Ultimately, Visualizing Eugenics is not an archive in the traditional sense.  It is a curated selection of images, and the images and documents I chose were compiled in a “digital archive” that includes items from a variety of repositories and parent organizations.  I think the term “digital historic representations,” or a “digital historic collection” would be useful to describe what I’ve done.  Language aside, it was a valuable experience.  I look forward to finding ways to put Omeka to use in the future as I continue my career as a public and digital historian.
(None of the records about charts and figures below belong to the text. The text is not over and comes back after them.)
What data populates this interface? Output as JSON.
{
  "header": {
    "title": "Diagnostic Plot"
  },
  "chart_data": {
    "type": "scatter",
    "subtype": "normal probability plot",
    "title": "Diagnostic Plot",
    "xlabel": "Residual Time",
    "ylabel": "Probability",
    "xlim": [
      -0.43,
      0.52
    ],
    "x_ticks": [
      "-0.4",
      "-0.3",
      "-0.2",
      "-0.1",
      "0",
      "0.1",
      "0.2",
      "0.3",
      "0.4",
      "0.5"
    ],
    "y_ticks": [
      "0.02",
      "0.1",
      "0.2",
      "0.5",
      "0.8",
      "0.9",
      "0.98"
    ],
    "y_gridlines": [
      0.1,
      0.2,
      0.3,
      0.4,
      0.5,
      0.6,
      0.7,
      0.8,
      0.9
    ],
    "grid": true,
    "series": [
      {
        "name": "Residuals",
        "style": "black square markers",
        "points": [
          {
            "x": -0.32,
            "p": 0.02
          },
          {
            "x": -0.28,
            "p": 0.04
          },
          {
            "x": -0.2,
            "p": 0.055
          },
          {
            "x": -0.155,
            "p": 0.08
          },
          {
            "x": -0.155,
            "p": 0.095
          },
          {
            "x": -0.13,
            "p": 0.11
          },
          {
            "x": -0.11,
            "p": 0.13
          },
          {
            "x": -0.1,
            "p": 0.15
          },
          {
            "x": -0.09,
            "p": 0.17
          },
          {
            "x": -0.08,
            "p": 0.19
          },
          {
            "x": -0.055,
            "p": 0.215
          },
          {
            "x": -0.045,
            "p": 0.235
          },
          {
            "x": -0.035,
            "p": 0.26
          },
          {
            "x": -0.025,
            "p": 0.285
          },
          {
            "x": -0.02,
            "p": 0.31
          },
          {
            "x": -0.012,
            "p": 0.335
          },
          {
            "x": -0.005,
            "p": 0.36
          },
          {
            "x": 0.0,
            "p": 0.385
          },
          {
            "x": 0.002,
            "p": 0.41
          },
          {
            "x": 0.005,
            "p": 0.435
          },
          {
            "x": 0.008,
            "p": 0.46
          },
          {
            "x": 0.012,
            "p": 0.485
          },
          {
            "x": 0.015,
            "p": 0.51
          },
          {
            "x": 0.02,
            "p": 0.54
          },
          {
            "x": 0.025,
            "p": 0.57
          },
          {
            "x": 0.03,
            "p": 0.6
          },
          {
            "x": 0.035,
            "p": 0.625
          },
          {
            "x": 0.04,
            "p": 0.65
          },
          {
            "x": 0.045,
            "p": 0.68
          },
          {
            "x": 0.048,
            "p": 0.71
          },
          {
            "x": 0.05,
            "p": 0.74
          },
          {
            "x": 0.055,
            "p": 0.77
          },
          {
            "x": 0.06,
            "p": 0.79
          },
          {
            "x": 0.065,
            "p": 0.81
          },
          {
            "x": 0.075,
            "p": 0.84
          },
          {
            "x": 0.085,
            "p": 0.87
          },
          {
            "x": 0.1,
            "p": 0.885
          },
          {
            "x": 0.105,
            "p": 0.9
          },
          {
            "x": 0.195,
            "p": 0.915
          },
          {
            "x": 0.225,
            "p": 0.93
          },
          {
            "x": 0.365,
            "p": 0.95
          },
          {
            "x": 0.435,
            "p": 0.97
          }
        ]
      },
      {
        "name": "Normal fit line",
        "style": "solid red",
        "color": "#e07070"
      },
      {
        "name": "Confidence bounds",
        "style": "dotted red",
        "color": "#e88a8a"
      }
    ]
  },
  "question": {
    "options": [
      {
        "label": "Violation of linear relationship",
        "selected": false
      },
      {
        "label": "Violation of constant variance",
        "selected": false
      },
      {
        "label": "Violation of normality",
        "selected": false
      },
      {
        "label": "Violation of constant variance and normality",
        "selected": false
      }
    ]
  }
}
2 thoughts on “Digital History Adventure | Omeka

  1. Sydney says:

    Jen, I appreciated your posting about your Omeka experience because it evidenced one of the core tenants of our work as historians–the importance of interpretation. You and I both utilized the site to create a digital collection, however, our thoughts on particular aspects of the site were contrasting at times. We had dissimilar experiences while interacting with the same platform–a phenomena that occurs daily and that impacts how historical moments and movements are constructed for public consumption.
    However, I digress. I enjoyed your inclusion of Kate Theimer’s quote because I think it appropriately sums up the ways in which the internet and all of its amenities have impacted the archival profession and how the public views/interacts with the archives.Yes, masses of digitized items do allow for greater public access but the process of digitizing said objects undoubtedly increases the workload of the proprietor ten-fold. That is one of my biggest complaints about digital history–it adds an extra step to the already time-consuming task of presenting sound historical content to the masses.
    Also, connecting some of Omeka’s features to Onion’s piece about attribution was a smart choice. I found myself stumped as I was attempting to fill out all of the fields for the objects in my collection. Most of the items that I chose were digitized with minimal to no source information so properly attributing proved tough. Rather than enter incorrect information I decided to leave various fields blank; and I’m assuming that Rebecca Onion would be pleased with my decision to do so.
    Last, I liked how you designated your Omeka site as a “digital historic collection” as opposed to a digital archive. Our small groupings of disparate historical objects are far from a traditional archive and I think labeling it as such would only further denigrate the little known (yet highly specific) definition of what an archive truly is.

    Like

    • giamje01 says:

      Sydney – thanks for your thoughtful response (and sorry that it took me so long to get back to you!) I appreciate hearing about your experiences with the site – I think I take for granted that I’ve worked with similar platforms in the past, and need to be mindful that these tools are not necessarily universally intuitive. That, I imagine, is a good lesson for institutions, too – in order to implement digital history in responsible ways, museums and historical sites need to invest not only in the idea but in their staff, and ensure that everyone has the training to do digital history in a way that is effective and efficient.